İSTANBULLU NE İSTİYOR? 

6 Şubat 2023 tarihinde gerçekleşen Kahramanmaraş merkezli depremlerin ardından olası Marmara Depremi odağa alınarak İstanbul’un afet riski meselesi oldukça önemli bir konu olarak gündeme geldi. Bu kapsamda İstanbullunun kentsel dönüşüm hakkındaki görüşleri ve kentsel dönüşüme yaklaşımlarını değerlendirmek adına İstanbul Planlama Ajansı tarafından 3 Ağustos - 1 Eylül 2023 tarihleri arasında 317 İstanbul sakini ile Bilgisayar Destekli Telefon Anketi (CATI) yöntemi kullanılarak görüşmeler yapıldı. Çalışmaya katılanların yüzde 64,8’ini erkek, yüzde 35,2’sini kadın katılımcılar oluşturdu. Farklı gelir gruplarından gelen katılımcıların  yüzde 84,7’si binalarında kentsel dönüşümün gerekli olduğunu düşünüyor. Kentsel dönüşümün gerekli olduğunu düşünen katılımcıların yüzde 93,4’ü 30 yıl ve üzeri binalarda yaşıyor.

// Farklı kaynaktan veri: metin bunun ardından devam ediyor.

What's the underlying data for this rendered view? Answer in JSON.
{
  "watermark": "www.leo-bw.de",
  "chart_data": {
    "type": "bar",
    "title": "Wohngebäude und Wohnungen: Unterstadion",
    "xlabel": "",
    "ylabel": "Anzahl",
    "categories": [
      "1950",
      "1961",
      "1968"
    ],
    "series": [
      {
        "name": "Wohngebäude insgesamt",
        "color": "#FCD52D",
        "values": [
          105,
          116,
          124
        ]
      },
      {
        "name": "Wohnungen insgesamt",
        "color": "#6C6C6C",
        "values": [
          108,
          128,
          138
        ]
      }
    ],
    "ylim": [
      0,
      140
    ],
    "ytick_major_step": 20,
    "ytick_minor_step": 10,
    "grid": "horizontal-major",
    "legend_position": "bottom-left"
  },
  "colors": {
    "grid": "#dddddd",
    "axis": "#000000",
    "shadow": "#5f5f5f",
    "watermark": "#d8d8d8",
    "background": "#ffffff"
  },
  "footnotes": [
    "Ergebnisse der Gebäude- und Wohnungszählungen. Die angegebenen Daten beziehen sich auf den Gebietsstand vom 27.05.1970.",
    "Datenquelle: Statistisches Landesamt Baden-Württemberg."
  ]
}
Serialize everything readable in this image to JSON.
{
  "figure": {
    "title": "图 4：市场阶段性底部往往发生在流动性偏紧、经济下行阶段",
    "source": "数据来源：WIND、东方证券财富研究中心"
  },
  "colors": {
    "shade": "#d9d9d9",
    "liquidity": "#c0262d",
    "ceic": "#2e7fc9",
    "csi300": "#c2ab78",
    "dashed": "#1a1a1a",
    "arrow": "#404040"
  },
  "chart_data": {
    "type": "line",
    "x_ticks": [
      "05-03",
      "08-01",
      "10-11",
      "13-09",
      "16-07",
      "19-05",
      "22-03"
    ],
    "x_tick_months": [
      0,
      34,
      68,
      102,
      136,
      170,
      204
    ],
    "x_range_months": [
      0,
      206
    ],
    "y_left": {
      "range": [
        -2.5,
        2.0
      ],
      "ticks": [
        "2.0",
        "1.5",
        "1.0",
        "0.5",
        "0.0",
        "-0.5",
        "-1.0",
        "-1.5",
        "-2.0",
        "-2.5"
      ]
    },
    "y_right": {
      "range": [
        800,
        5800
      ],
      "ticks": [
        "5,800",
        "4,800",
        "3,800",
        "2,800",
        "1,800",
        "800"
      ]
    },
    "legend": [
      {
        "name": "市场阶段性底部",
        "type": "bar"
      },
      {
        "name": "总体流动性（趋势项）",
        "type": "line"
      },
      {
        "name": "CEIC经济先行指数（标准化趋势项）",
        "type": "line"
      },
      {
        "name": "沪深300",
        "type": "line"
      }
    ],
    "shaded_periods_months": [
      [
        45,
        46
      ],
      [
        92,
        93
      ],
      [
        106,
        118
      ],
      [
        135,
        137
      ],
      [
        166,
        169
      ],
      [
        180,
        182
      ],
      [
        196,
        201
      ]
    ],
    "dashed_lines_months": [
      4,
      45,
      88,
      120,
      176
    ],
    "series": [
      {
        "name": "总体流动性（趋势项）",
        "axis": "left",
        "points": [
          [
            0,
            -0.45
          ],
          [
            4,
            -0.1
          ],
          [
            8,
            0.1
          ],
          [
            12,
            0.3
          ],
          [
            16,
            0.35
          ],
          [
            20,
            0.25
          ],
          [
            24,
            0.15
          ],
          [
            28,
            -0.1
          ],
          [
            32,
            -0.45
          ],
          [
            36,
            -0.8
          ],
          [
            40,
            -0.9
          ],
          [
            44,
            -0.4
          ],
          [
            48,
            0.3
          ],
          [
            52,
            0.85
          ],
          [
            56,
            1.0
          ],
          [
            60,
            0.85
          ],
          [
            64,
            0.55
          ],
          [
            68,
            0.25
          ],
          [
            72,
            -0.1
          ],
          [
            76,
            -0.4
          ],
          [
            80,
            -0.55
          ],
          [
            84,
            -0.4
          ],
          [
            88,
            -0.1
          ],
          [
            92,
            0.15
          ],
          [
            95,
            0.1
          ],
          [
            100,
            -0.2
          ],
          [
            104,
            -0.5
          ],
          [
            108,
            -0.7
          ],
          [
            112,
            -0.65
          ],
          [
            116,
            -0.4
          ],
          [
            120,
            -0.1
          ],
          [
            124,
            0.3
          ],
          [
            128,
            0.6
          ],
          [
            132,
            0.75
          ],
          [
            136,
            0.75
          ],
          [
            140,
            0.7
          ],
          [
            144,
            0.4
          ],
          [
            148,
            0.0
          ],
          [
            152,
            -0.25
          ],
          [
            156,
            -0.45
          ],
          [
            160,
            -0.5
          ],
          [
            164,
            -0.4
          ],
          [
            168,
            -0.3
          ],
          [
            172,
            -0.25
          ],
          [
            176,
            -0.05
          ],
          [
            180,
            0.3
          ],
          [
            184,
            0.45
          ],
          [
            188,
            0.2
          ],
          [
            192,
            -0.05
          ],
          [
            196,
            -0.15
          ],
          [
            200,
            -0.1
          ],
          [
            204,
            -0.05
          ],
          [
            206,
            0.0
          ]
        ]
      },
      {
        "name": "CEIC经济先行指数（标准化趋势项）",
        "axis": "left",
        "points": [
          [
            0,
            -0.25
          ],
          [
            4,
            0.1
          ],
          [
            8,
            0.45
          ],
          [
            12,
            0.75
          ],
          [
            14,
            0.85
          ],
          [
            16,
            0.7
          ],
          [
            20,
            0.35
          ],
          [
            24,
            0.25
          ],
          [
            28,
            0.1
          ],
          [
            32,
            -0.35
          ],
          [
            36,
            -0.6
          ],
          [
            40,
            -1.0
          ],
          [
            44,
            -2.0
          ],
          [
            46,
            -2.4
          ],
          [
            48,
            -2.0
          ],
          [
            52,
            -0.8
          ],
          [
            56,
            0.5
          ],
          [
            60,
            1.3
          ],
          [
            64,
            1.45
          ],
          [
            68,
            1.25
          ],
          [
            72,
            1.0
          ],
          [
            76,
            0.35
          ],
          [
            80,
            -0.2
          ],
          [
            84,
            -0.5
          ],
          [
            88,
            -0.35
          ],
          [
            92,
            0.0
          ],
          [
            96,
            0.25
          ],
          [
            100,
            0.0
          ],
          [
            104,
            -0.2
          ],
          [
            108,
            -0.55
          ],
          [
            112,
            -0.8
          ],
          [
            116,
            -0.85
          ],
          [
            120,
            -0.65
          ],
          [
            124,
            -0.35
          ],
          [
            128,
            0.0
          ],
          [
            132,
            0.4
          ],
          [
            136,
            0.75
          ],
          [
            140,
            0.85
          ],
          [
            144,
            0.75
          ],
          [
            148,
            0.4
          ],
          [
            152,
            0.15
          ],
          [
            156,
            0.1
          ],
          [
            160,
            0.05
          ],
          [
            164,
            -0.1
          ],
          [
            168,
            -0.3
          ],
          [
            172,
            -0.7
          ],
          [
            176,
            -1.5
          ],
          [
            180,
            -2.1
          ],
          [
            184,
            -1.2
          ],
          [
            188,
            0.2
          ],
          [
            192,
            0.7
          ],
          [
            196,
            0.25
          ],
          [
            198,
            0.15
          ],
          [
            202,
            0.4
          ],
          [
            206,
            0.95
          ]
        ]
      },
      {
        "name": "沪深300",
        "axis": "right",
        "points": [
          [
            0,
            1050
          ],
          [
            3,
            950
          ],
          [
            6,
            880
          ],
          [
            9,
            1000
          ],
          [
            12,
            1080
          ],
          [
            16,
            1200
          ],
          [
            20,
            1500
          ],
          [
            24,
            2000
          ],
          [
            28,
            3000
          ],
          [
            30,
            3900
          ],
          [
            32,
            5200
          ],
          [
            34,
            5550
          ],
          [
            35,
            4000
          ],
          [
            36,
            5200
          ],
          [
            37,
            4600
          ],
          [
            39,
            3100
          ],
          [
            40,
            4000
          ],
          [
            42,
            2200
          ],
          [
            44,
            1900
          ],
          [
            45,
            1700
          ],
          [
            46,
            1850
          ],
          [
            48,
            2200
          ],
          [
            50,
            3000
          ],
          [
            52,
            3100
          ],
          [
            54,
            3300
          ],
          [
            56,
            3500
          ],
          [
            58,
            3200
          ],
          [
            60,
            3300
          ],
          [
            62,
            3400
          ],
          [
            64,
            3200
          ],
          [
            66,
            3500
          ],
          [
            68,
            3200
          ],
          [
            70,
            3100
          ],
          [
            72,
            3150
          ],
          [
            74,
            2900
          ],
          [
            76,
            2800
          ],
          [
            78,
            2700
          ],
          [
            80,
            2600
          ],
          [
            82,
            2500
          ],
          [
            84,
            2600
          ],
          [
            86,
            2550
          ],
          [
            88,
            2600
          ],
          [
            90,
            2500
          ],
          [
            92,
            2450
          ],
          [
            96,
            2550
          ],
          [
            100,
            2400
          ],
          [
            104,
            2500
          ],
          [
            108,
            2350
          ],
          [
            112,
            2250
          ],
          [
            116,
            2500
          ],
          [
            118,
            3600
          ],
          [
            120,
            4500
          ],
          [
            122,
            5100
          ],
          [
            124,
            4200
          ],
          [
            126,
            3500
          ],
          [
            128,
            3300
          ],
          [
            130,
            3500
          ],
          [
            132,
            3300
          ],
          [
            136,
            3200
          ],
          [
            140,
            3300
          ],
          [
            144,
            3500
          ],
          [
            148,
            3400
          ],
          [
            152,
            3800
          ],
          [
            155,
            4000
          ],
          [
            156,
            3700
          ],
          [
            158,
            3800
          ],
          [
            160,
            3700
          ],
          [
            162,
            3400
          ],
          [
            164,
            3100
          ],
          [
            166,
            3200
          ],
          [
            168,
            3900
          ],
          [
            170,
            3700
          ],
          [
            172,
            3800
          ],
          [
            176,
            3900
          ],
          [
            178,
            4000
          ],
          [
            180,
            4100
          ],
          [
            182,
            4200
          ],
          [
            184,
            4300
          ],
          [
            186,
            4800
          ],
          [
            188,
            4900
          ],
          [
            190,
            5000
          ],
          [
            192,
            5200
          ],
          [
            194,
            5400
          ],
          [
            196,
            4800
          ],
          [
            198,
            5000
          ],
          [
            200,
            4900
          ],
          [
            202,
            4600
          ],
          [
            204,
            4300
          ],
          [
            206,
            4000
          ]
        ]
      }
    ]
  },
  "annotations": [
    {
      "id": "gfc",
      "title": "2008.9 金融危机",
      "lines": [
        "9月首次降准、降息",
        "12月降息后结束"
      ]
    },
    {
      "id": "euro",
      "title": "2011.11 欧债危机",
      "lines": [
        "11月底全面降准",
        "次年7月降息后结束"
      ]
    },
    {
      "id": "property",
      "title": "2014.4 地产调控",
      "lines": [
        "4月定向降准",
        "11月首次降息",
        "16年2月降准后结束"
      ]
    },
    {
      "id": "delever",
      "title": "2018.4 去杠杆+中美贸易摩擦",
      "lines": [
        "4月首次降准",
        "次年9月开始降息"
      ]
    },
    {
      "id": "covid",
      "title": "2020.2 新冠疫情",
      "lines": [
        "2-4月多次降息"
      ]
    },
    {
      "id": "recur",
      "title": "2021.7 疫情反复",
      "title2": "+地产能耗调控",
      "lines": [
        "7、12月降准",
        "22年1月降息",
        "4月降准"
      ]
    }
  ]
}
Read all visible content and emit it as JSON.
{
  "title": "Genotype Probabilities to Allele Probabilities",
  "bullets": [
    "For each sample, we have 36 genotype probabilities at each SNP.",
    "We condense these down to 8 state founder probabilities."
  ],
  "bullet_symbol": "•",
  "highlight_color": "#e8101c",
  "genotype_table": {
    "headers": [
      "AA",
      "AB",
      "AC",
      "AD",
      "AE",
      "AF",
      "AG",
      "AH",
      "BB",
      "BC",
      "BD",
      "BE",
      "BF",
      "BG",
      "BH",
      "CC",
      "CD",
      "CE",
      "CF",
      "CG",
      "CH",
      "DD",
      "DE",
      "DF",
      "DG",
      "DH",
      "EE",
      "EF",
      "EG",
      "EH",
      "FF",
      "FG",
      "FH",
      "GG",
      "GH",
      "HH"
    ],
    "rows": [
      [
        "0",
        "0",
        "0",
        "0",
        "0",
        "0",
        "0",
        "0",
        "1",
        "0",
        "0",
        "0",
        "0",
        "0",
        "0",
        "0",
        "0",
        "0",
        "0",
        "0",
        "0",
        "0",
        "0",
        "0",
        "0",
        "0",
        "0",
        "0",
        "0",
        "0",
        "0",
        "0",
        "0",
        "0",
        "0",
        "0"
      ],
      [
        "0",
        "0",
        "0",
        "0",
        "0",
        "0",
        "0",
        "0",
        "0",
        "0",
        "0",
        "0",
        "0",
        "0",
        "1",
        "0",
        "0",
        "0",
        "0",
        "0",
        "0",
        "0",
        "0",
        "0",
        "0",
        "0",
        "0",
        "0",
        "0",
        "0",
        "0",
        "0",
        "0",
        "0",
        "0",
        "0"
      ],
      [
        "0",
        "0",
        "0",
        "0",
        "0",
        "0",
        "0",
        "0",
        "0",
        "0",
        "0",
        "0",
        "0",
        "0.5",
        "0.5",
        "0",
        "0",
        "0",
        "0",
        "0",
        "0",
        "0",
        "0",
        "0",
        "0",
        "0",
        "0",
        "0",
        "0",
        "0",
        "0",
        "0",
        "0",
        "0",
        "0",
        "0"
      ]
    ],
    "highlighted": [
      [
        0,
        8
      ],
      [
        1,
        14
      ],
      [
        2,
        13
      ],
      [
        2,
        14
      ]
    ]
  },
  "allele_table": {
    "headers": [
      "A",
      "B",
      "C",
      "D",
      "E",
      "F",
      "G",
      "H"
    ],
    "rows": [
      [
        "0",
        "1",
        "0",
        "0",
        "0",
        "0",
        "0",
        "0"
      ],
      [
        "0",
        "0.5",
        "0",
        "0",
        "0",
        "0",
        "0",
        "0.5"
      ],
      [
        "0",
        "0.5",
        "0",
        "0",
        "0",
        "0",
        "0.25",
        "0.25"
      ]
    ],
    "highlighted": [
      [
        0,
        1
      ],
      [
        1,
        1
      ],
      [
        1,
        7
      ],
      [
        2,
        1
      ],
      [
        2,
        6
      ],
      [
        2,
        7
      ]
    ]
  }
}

Bu durum 30 ve üzeri yaşta binaların yaşayanlarını tedirgin ettiğini ve dönüşümün bir ihtiyaç olarak değerlendirildiğini ortaya koyuyor.  Katılımcılara kentsel dönüşüme yönelik beklentileri sorulduğunda yüzde 62,1’i kentsel dönüşümden en öncelikli beklentisini doğal afetlere karşı dayanıklılık olarak tanımladı. Yüzde 17,8’i güvenli bir yaşam alanı, yüzde 5,2’si ise ekonomik olarak mağdur edilmemek ve evlerinin küçülmemesi olarak belirtti. Her ne kadar kentsel dönüşüm dayanıklı ve güvenli konut sahipliği olarak önemli görülse de konut sahiplerinin ekonomik mağduriyete yönelik kaygıları ve konut büyüklüklerine yönelik talepleri olduğu da ortaya çıkıyor. 

İŞBİRLİĞİ YAPILMALI

Araştırmaya katılan vatandaşların ortak kaygısı “evlerinin küçülmesi”, “çok pahalı olması” ve “ödeme güçlüğü.  Katılımcıların yüzde 53,4’ü kentsel dönüşümün zamanında tamamlanmayacağından endişe ettiğini belirtti. Katılımcıların yüzde 37,6’sı kentsel dönüşüm ile ilgili hukuki haklarını bildiğini, yüzde 30,6’sı bilmediğini, yüzde 29,3’ü kısmen bildiğini düşünüyor. Katılımcıların yüzde 76,6’sı İstanbul’da binaların depreme dayanıklı hale getirilmesinde İstanbul Büyükşehir Belediyesi’nin, yüzde 71,3’ü ise merkezi yönetimin görev alması gerektiğini ifade etti. Ek olarak, İstanbul’da kentsel dönüşümün hızlanmasında en etkili yöntemin yüzde 20,1 ile belediye ve merkezi yönetimin işbirliği sağlaması olduğu ortaya çıktı. Bu yöntemi kira yardımı gibi maddi desteklerin sağlanması ve komşular arasındaki uyuşmazlıklar için yasal zorunluluklar getirilmesi takip etti.